The politicians are definitely Utilitarians, offering as a sacrifice to appease the rhythm of happy commerce the retirement savings of this rag tag group of service members who have spent the better part of their adult lives earning those pensions in the throes of never ending war. After all, it is better to take wealth from one small group that has so much to give and disburse it for the greater good, right?  Nevermind what it looks like (Communism).   I had a feeling that this was coming, because I saw that gleam in their eyes while I watched them fuss over their budget notes on the news these past months.  They were looking for a pig to bleed.  Oink, oink.

So the question remains: does this matter, and how much?  It depends on who you ask but yes, it does matter.  The soldiers who have gone to the Middle East for the last decade have been called the New Greatest Generation, but are we being treated as though we really did anything special?  I see the politicians patting themselves on the back victoriously over this budget deal, but where is the heartfelt apology and gesture of gratitude to the service members who will now be sacrificing money that they “supposedly” earned through years of dedicated service and loyalty to the nation?  This remains to be seen.

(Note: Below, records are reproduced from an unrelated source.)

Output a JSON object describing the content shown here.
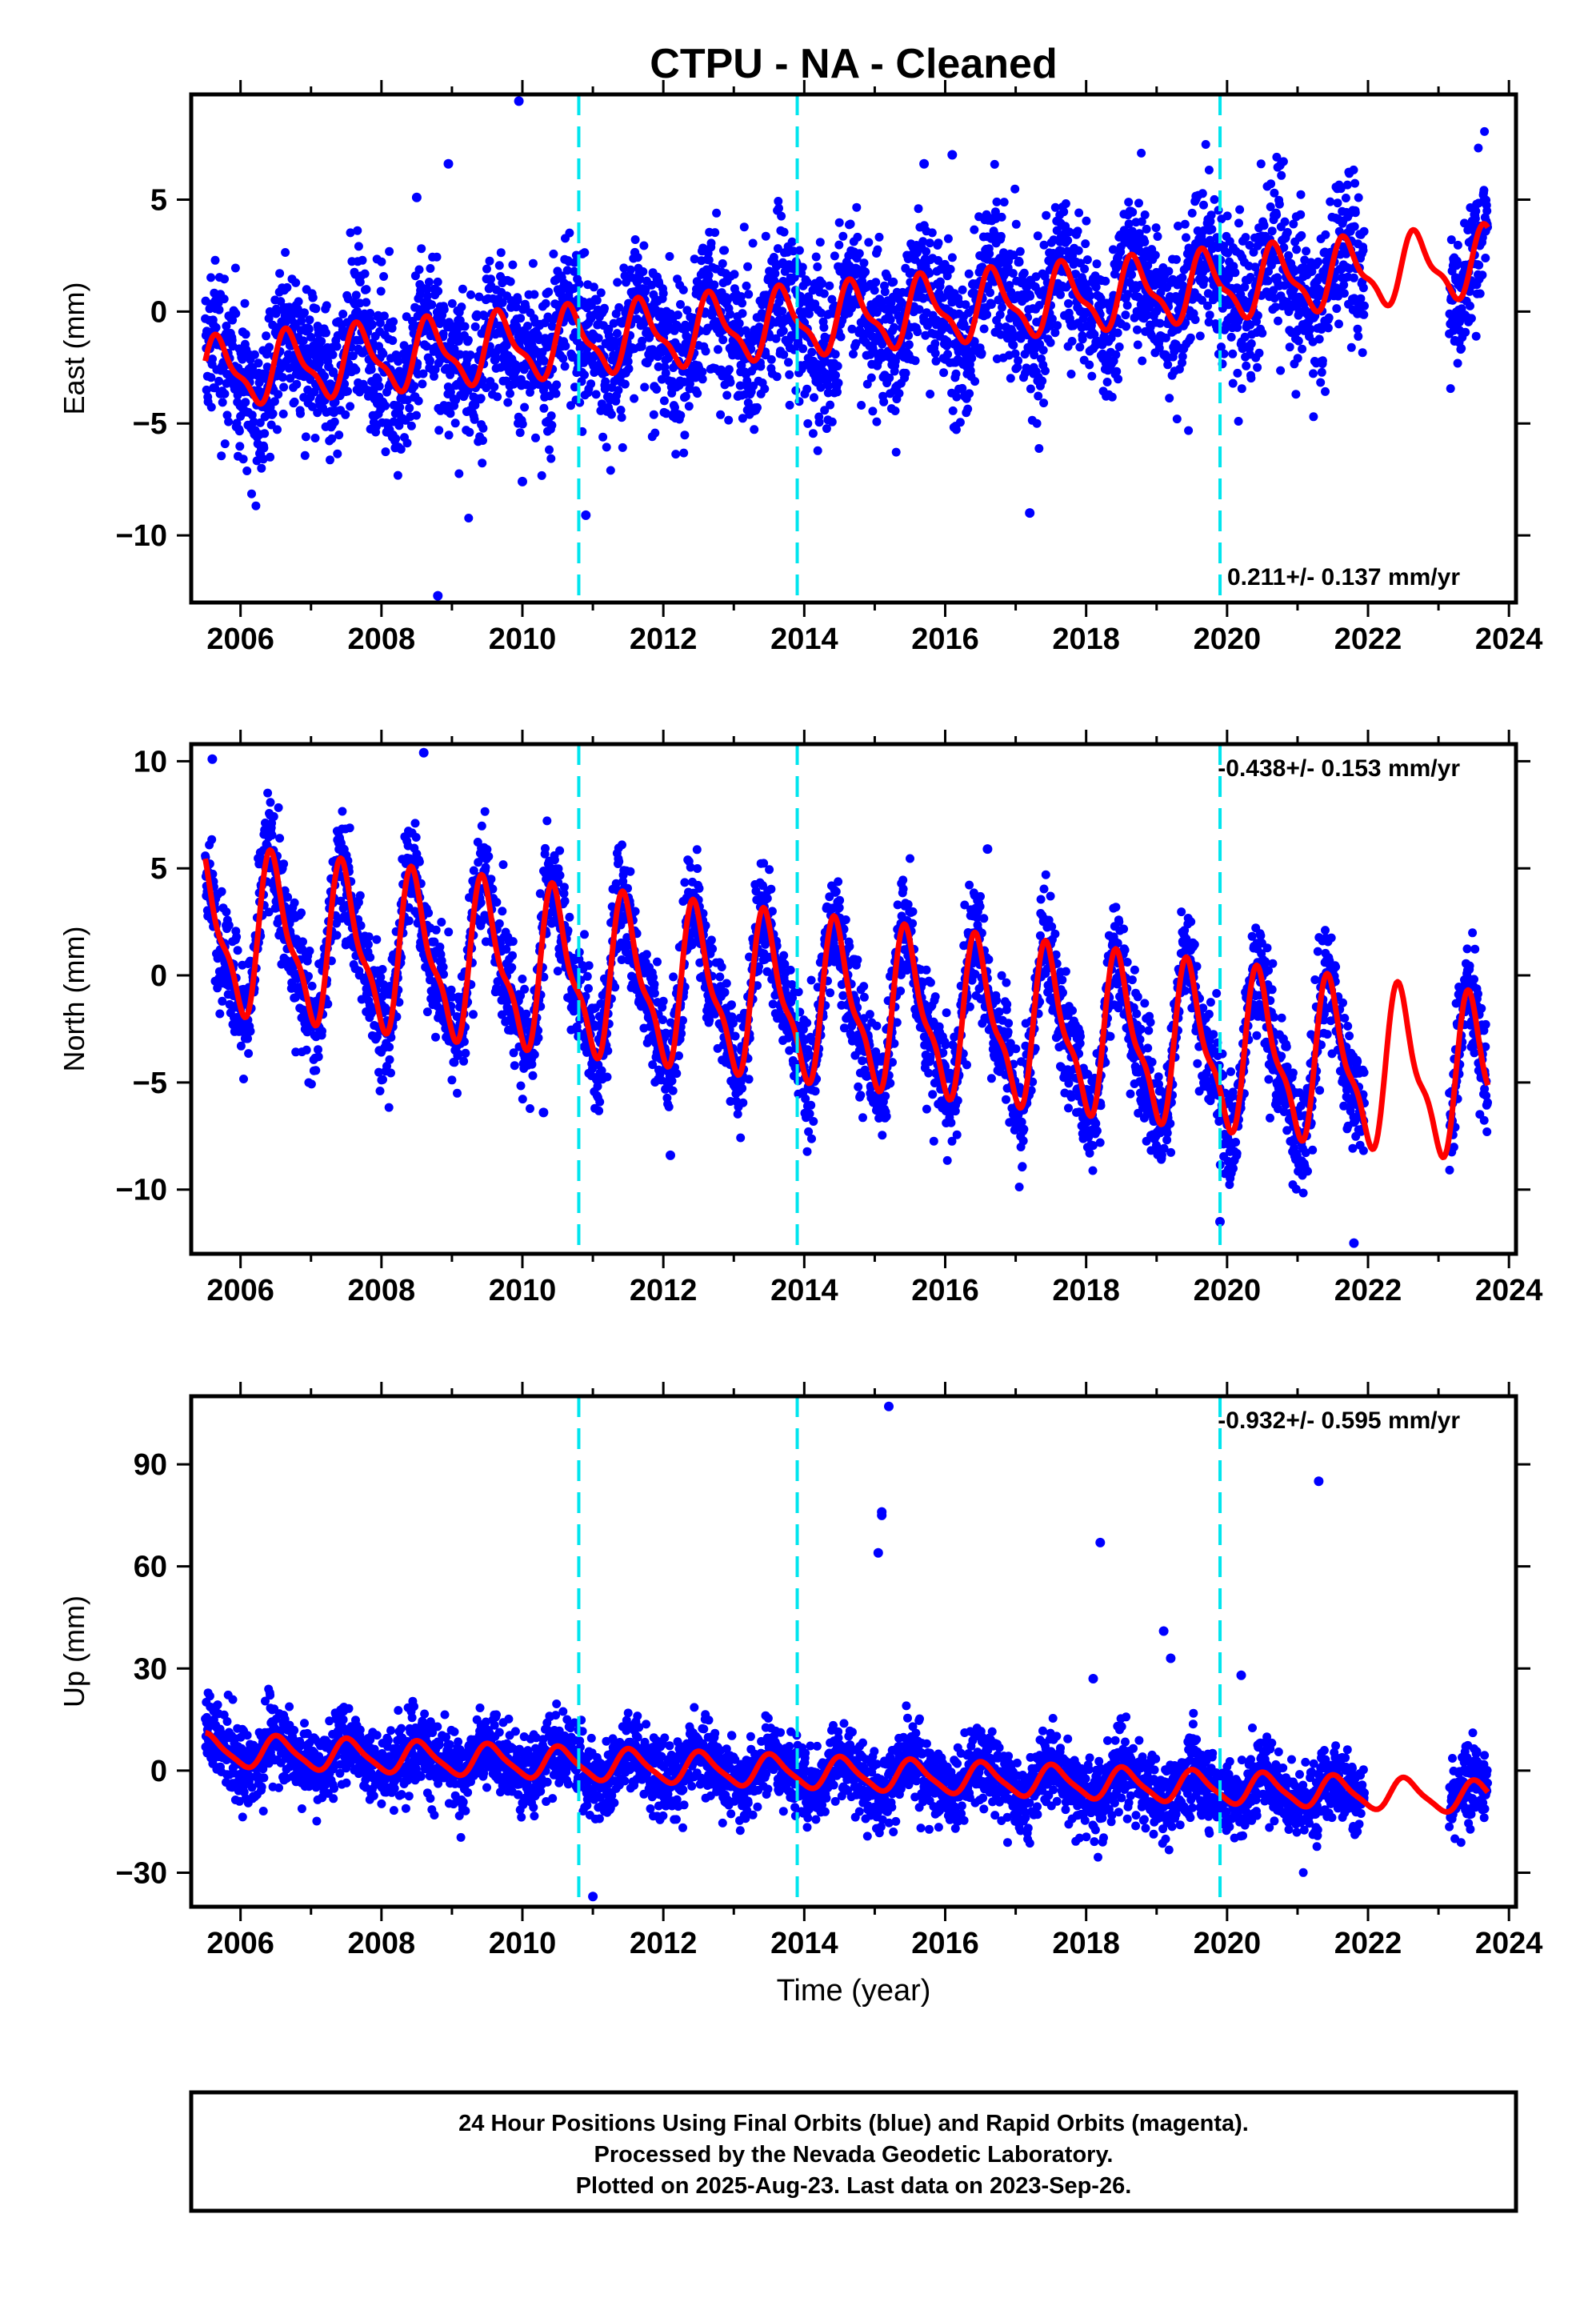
{
  "title": "CTPU  - NA - Cleaned",
  "xlabel": "Time (year)",
  "colors": {
    "data": "#0000ff",
    "fit": "#ff0000",
    "event": "#00e5ee"
  },
  "chart_data": [
    {
      "type": "scatter",
      "name": "east",
      "ylabel": "East (mm)",
      "xlim": [
        2005.3,
        2024.1
      ],
      "ylim": [
        -13,
        9.7
      ],
      "xticks": [
        "2006",
        "2008",
        "2010",
        "2012",
        "2014",
        "2016",
        "2018",
        "2020",
        "2022",
        "2024"
      ],
      "yticks": [
        "5",
        "0",
        "−5",
        "−10"
      ],
      "ytick_values": [
        5,
        0,
        -5,
        -10
      ],
      "rate_label": "0.211+/- 0.137 mm/yr",
      "rate_position": "bottom-right",
      "events": [
        2010.8,
        2013.9,
        2019.9
      ],
      "data_range": [
        2005.5,
        2023.7
      ],
      "gap": [
        2021.95,
        2023.15
      ],
      "fit": {
        "start": -2.8,
        "end": 2.2,
        "annual_amp": 1.4,
        "semi_amp": 0.5,
        "phase": 0.7
      },
      "scatter_sd": 1.7,
      "outliers": [
        [
          2009.95,
          9.4
        ],
        [
          2008.8,
          -12.7
        ],
        [
          2010.9,
          -9.1
        ],
        [
          2017.2,
          -9.0
        ],
        [
          2010.0,
          -7.6
        ],
        [
          2016.1,
          7.0
        ],
        [
          2015.7,
          6.6
        ],
        [
          2008.95,
          6.6
        ],
        [
          2008.5,
          5.1
        ]
      ]
    },
    {
      "type": "scatter",
      "name": "north",
      "ylabel": "North (mm)",
      "xlim": [
        2005.3,
        2024.1
      ],
      "ylim": [
        -13,
        10.8
      ],
      "xticks": [
        "2006",
        "2008",
        "2010",
        "2012",
        "2014",
        "2016",
        "2018",
        "2020",
        "2022",
        "2024"
      ],
      "yticks": [
        "10",
        "5",
        "0",
        "−5",
        "−10"
      ],
      "ytick_values": [
        10,
        5,
        0,
        -5,
        -10
      ],
      "rate_label": "-0.438+/- 0.153 mm/yr",
      "rate_position": "top-right",
      "events": [
        2010.8,
        2013.9,
        2019.9
      ],
      "data_range": [
        2005.5,
        2023.7
      ],
      "gap": [
        2021.95,
        2023.15
      ],
      "fit": {
        "start": 2.0,
        "end": -5.0,
        "annual_amp": 3.4,
        "semi_amp": 1.2,
        "phase": 0.48
      },
      "scatter_sd": 1.3,
      "outliers": [
        [
          2008.6,
          10.4
        ],
        [
          2005.6,
          10.1
        ],
        [
          2019.9,
          -11.5
        ],
        [
          2021.8,
          -12.5
        ],
        [
          2012.1,
          -8.4
        ],
        [
          2010.3,
          -6.4
        ],
        [
          2015.1,
          -6.6
        ],
        [
          2016.6,
          5.9
        ]
      ]
    },
    {
      "type": "scatter",
      "name": "up",
      "ylabel": "Up (mm)",
      "xlim": [
        2005.3,
        2024.1
      ],
      "ylim": [
        -40,
        110
      ],
      "xticks": [
        "2006",
        "2008",
        "2010",
        "2012",
        "2014",
        "2016",
        "2018",
        "2020",
        "2022",
        "2024"
      ],
      "yticks": [
        "90",
        "60",
        "30",
        "0",
        "−30"
      ],
      "ytick_values": [
        90,
        60,
        30,
        0,
        -30
      ],
      "rate_label": "-0.932+/- 0.595 mm/yr",
      "rate_position": "top-right",
      "events": [
        2010.8,
        2013.9,
        2019.9
      ],
      "data_range": [
        2005.5,
        2023.7
      ],
      "gap": [
        2021.95,
        2023.15
      ],
      "fit": {
        "start": 6.0,
        "end": -8.0,
        "annual_amp": 4.5,
        "semi_amp": 1.0,
        "phase": 0.55
      },
      "scatter_sd": 5.5,
      "outliers": [
        [
          2015.2,
          107
        ],
        [
          2015.1,
          76
        ],
        [
          2015.1,
          75
        ],
        [
          2015.05,
          64
        ],
        [
          2018.2,
          67
        ],
        [
          2019.1,
          41
        ],
        [
          2019.2,
          33
        ],
        [
          2021.3,
          85
        ],
        [
          2011.0,
          -37
        ],
        [
          2020.2,
          28
        ],
        [
          2018.1,
          27
        ]
      ]
    }
  ],
  "footer": {
    "line1": "24 Hour Positions Using Final Orbits (blue) and Rapid Orbits (magenta).",
    "line2": "Processed by the Nevada Geodetic Laboratory.",
    "line3": "Plotted on 2025-Aug-23. Last data on 2023-Sep-26."
  }
}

I know that my family will be fine.  We will never be rich.  We figure out ways to survive.  We go from one year being the King of the Hill to being the Underdog the next.  We get knocked around by life, the Army, and the government, constantly losing and gaining monetary wealth depending on the mood of entities larger than us.  Our cupboards get thin, but never completely bare.  We never are and never will be rolling in money, so excuse me for saying this but it doesn’t feel “fair”, and I don’t like the word “fair” used so casually to describe disbursement of military pension money, especially when military personnel had no say in the decision process.  I take offense at the word “fair” being used to undermine the character of military members.  Don’t tell me that it is “fair” to take money away from soldiers.  Ever.  Who better than a service member would know that life isn’t fair?

If Congress is willing to play with the idea of not paying the military for an indefinite period of time (and no, they didn’t go through with it in October, but it still scared me), they clearly have no qualms about taking our paychecks hostage and using our pensions as emergency funds.  But instead of apologizing for their poor decision making and subsequent hijacking of the military pensions, the catch phrase of this “solution” is that we military members ought to “pay something more…like the hard-working taxpayers”.  A guilt trip for those who have served with loyalty and dignity…Well, you’re welcome.  It comes down to the fact that regardless of how I feel (angry?  bummed? livid?cheated? anxious? depressed? defeated?) we may or may not see that 1% returned to us.  The money doesn’t matter anyway; it’s the principle.

You know what I really want?  It would be a genuine apology to my husband and every other member of the U.S. military, from every single member of Congress.  NOW.  I want them to personally apologize for treating our military like pawns in a game and using us as their backup plan when they can’t get their tangle of piss poor planning unsnarled.  And I want a personal and heartfelt show of appreciation from those overpaid, snake oiled used car salesmen.  We are the New Greatest Generation, and we deserve to be treated with dignity and respect!  It starts with a simple gesture.  It should never be lauded as a victory when you arbitrarily take wealth from your hardest working and most courageous citizens to clean up your mistakes because you lack the courage to do so yourself.  This is called cowardice.